From the bridge over the Kakaho Stream, the track enters the forest of lofty rimu. On the far side of the bridge there is a tree, which greets you like a sentinel. After crossing the second bridge the track climbs via step to a lookout platform in the tawa forest. The more gradual descent arrives back at the top of the campground.
There are a combination of factors contributing to Pureora’s uniqueness. The climate is superhumid, therefore there is low loss of moisture through evapotranspiration. The abundant rainfall nourishes a high species diversity in a localised area. Eight ash showers in the last 10,000 years have formed light, freely drained pumiceous loam soils, which can support high densities of vegetation. Volcanic activity has also levelled forests, creating new soil for vigorous recolonisation.
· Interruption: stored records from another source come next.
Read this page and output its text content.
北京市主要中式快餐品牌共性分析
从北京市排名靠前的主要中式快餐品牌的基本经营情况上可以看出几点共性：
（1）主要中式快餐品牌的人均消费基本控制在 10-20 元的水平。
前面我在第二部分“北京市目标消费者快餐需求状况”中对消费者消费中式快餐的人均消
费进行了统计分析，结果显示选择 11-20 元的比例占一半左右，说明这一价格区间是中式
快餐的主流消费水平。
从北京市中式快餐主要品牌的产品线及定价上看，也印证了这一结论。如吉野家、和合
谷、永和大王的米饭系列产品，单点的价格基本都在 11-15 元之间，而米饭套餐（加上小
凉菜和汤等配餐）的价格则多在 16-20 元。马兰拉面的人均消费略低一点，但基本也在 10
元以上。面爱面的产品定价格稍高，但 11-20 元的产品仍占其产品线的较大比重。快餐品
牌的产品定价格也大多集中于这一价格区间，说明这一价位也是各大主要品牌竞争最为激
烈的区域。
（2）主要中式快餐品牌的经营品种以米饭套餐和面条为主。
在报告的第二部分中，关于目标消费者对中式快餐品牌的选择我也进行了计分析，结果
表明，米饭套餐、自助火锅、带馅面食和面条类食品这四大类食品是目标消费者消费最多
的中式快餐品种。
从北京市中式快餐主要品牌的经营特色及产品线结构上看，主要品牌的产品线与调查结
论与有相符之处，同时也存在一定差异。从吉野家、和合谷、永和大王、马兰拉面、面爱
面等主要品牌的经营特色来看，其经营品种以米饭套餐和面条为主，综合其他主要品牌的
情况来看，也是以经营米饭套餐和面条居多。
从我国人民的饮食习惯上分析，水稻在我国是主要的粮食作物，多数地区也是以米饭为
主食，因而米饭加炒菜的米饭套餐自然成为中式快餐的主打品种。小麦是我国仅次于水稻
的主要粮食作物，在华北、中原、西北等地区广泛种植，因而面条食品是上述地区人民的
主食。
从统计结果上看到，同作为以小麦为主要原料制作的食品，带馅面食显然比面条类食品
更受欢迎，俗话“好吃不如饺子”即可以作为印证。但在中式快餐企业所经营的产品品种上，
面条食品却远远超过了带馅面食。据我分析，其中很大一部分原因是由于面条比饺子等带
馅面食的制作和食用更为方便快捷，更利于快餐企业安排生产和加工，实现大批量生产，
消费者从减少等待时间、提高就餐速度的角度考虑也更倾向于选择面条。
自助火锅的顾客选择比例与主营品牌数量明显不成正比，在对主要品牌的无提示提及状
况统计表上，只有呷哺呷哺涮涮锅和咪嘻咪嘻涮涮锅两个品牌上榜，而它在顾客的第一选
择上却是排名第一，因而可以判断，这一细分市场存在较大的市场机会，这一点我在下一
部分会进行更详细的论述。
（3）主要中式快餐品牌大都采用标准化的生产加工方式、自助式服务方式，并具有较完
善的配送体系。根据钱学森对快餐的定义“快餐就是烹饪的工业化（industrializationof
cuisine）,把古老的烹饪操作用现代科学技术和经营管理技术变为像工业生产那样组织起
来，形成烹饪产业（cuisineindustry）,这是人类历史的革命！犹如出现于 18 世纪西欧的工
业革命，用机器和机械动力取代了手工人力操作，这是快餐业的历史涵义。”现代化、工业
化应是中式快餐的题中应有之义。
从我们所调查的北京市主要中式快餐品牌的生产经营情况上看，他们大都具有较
The podocarps are a family of trees, whose lineage stretches back over 200 million years. They evolved before the appearance of flowering plants and are distinguished by a succulent foot like appendage on the seed. The antiquity, complexity and grandeur of the Whirinaki Forest makes it virtually unique in the New Zealand and global contexts. Nowhere else is there such density of massive rimu, matai, miro, totara, northern rata and kahikatea. These species were flourishing on Gondwanaland, the supercontinent that existed as an amalgamation of today’s Southern hemisphere landmasses. Dinosaurs roamed through a forest with a very similar make up.
The primary canopy is complete, old and virtually closed. The foliage of the sub-canopy also shades the forest floor, so the interior is devoid of substantial seasonal fluctuations. Empires of epiphytes and twisted liana bejewel the branches and trunks of their hosts. The evergreen leaves and honey-green of the dominant tawa sub-canopy filter through a sublime light.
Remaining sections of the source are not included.